On a grey day—one of many—recently, I had a latte in my new favorite coffee shop. I sat with my eyes glued to my phone for the few minutes between finishing my coffee and rising from my seat to pay my bill. Opening Instagram, I experienced the usual onslaught of study abroad related photos that any Arcadia student might see in their feed. They span every corner of the world, whether students post photos at their new homes in places like New Zealand and Greece, or the sites of their weekend getaways in Fiji and Amsterdam. They’re climbing mountains, they’re on sunny beaches, they’re smiling and happy.
One thing often strikes me about them: they’re often in packs.
A goal that tends to be common among study abroad students, the one tucked away on to-do lists in journals or a note on a phone app, is “Make new friends!!!” I cannot discount this. I have loved getting to know new people as part of my study abroad experience. Some of the best people in my life came from my first semester abroad in London, and I’m having a lovely time making friends this time around as well.
Here is the thing, you do not have to spend all of your time with your friends. Maybe you’ll feel pressured to do this.

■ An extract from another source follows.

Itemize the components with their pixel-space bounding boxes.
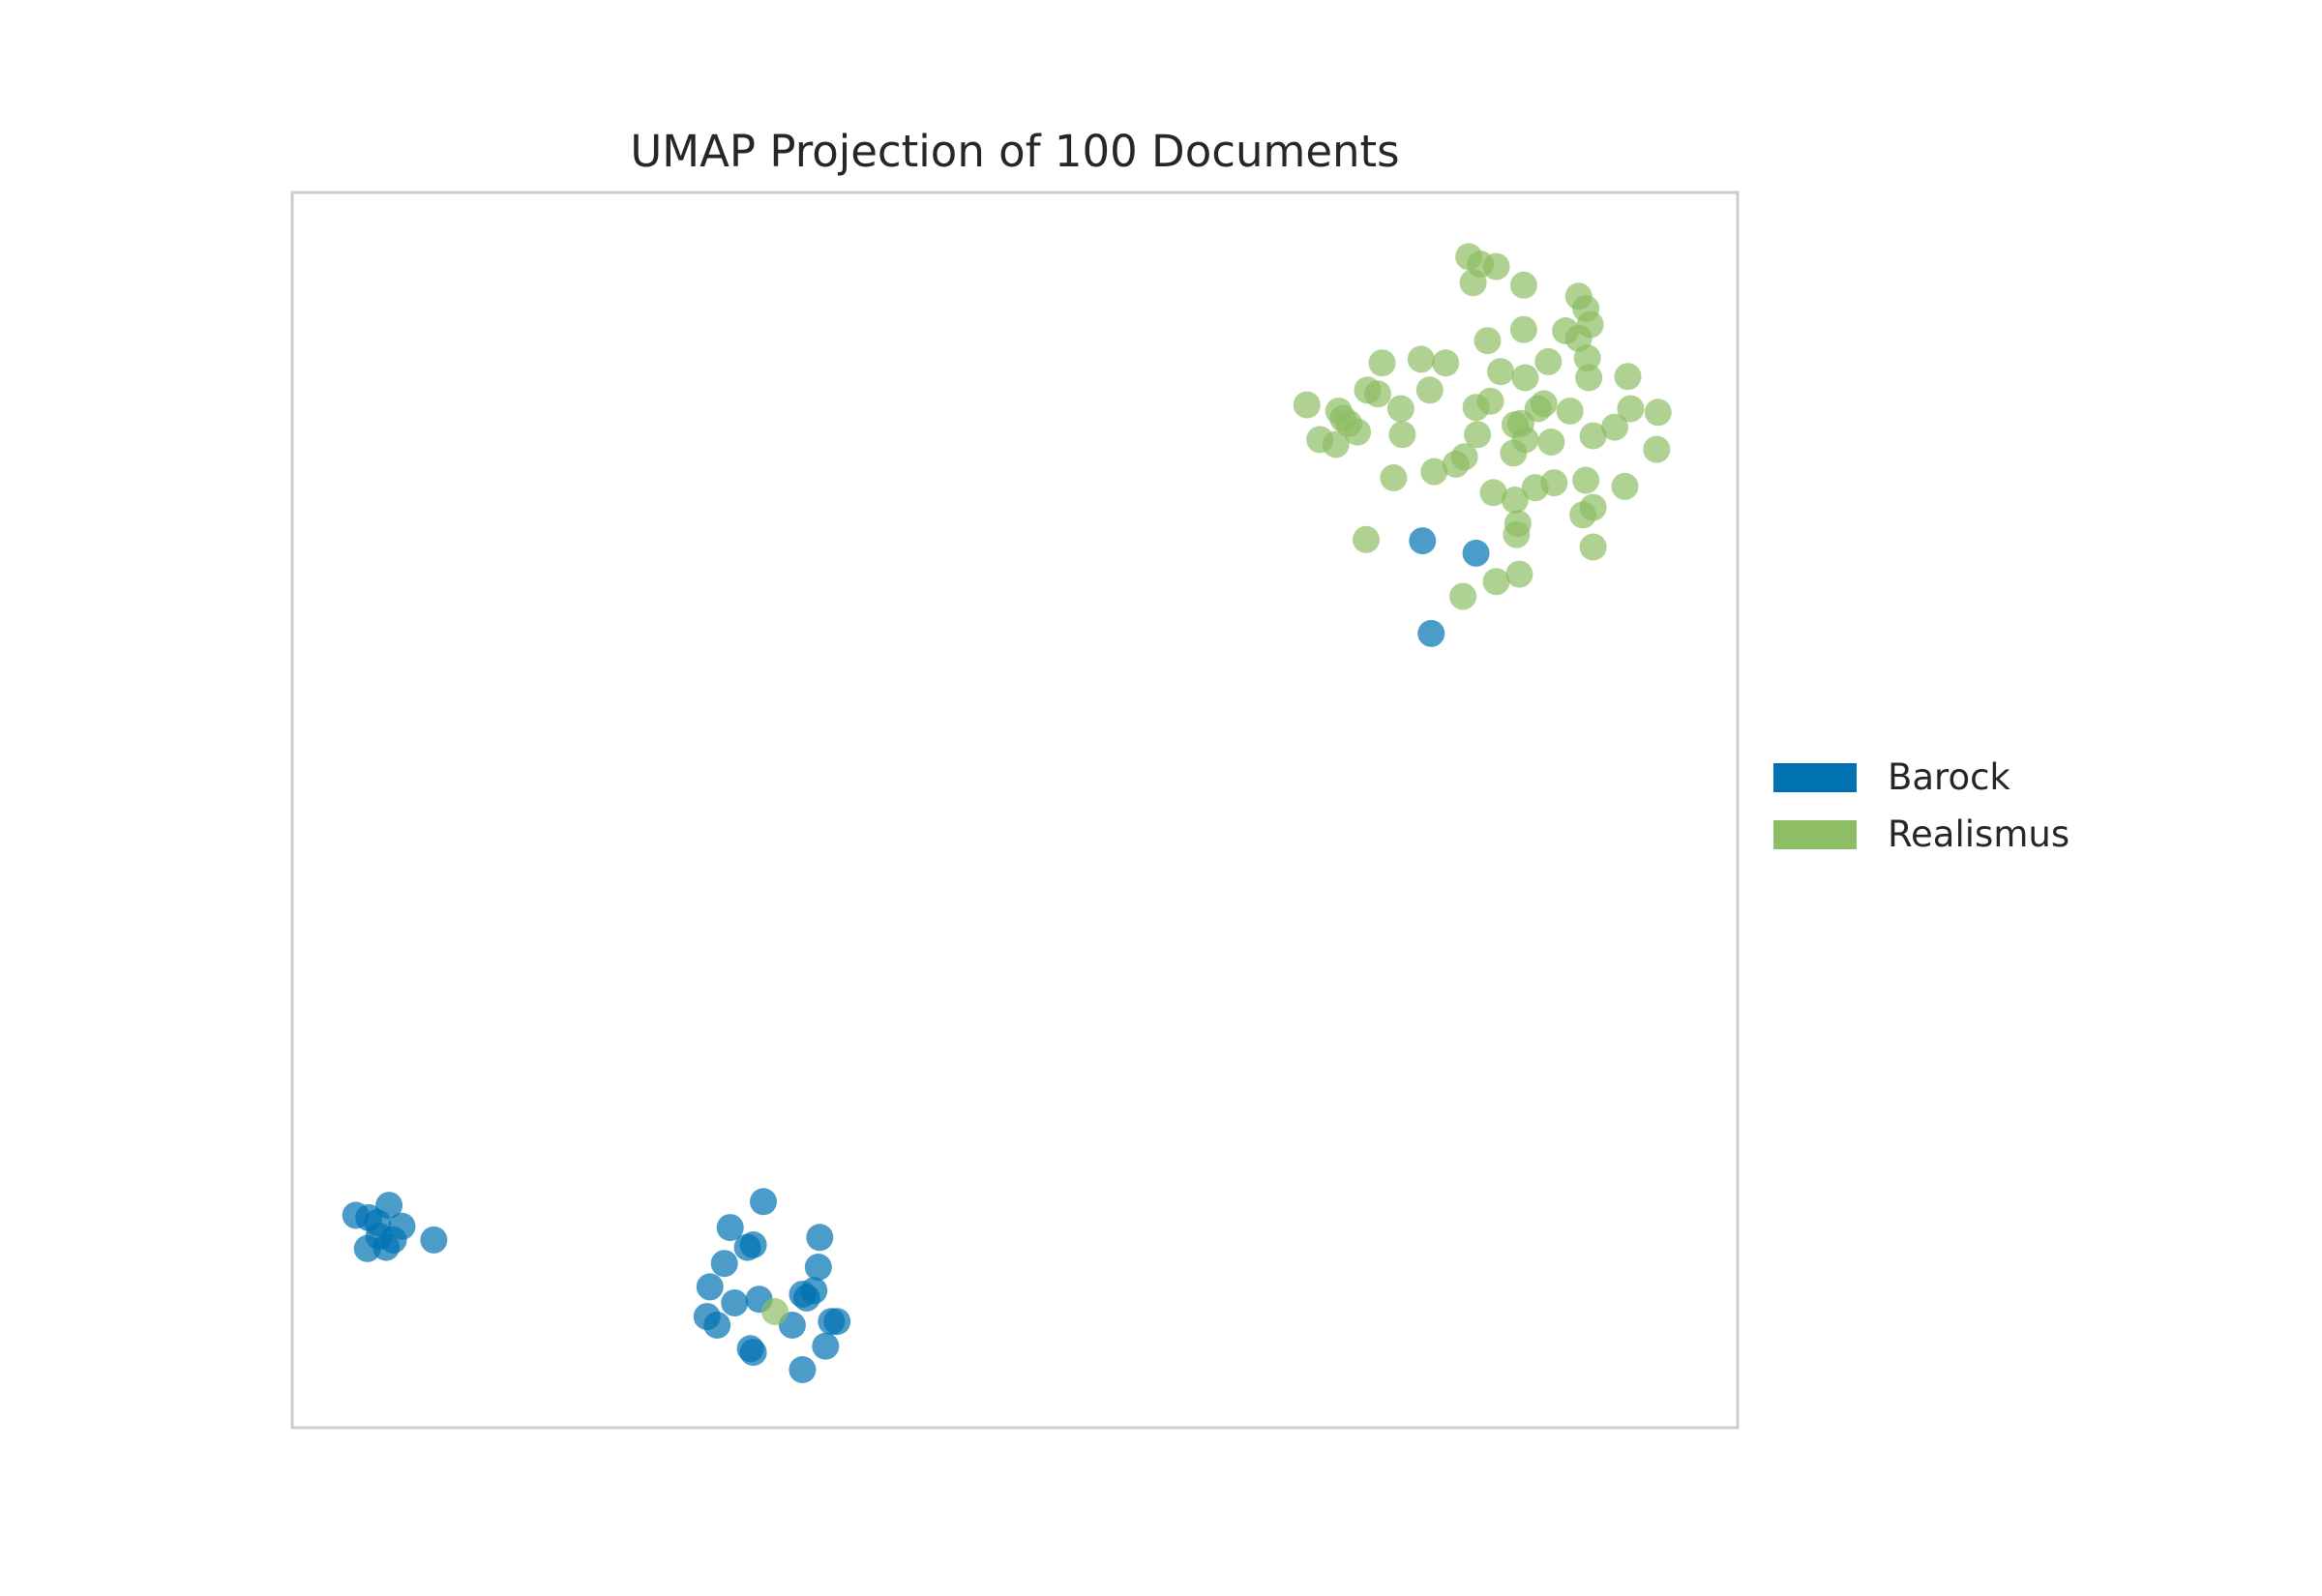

I have afternoons where I absolutely feel compelled to go out into the world with a group full of people and explore.
There is absolutely nothing wrong with doing that alone.
Everyone has a social battery. Some people’s batteries last longer than others, spanning hours or days at a time, allowing them to functionally spend time with people for these long periods of time. They can manage to be a meaningful presence in a social gathering, put forth new ideas, and contribute to conversations for the long haul. Some people’s batteries run out a lot faster.
There’s not a single thing wrong with that.
Taking time to recharge, to reconnect with yourself and the things that make you happy and uniquely yourself? We don’t talk about those things enough, and I think when we throw ourselves into these brand-new situations like a semester abroad, we tend to neglect ourselves. You can read every single list and article about self-care that Buzzfeed publishes, but you might still not be doing yourself a big favor.
Believe me, there are days when I find this really difficult. I want to be able to be present for every moment, for every pint and day trip and museum visit. I want to be part of the pack. The “fear of missing out” gene did not skip my generation. Some days, it is really hard to say no and to just take the afternoon for me. Some days, I don’t, and I choose to go along.
Some days, I spend an afternoon alone. I’ll see a film, walk along the Union Canal, go to a museum, or just get my laundry done. I take the time to be alone and remember, especially on days where I struggle, why I took a big leap and came to Edinburgh in the first place. Getting in touch with myself was at the top of my list of goals. I need to carve time out to do that.
There is no shame in doing things alone. Go see a new exhibition, or get your grocery shopping done. Maybe attend a play or a show, or put in your headphones and take a walk. Open that book you brought with you to read on the plane before you saw that they had the whole first season of The Good Place available to stream in the air. Buy yourself a cup of coffee. Take a nap.
Making the most of your study abroad experience can hinge on whether or not you choose to take care of yourself. If you wouldn’t go a day without letting your phone recharge, you shouldn’t put yourself through the same thing.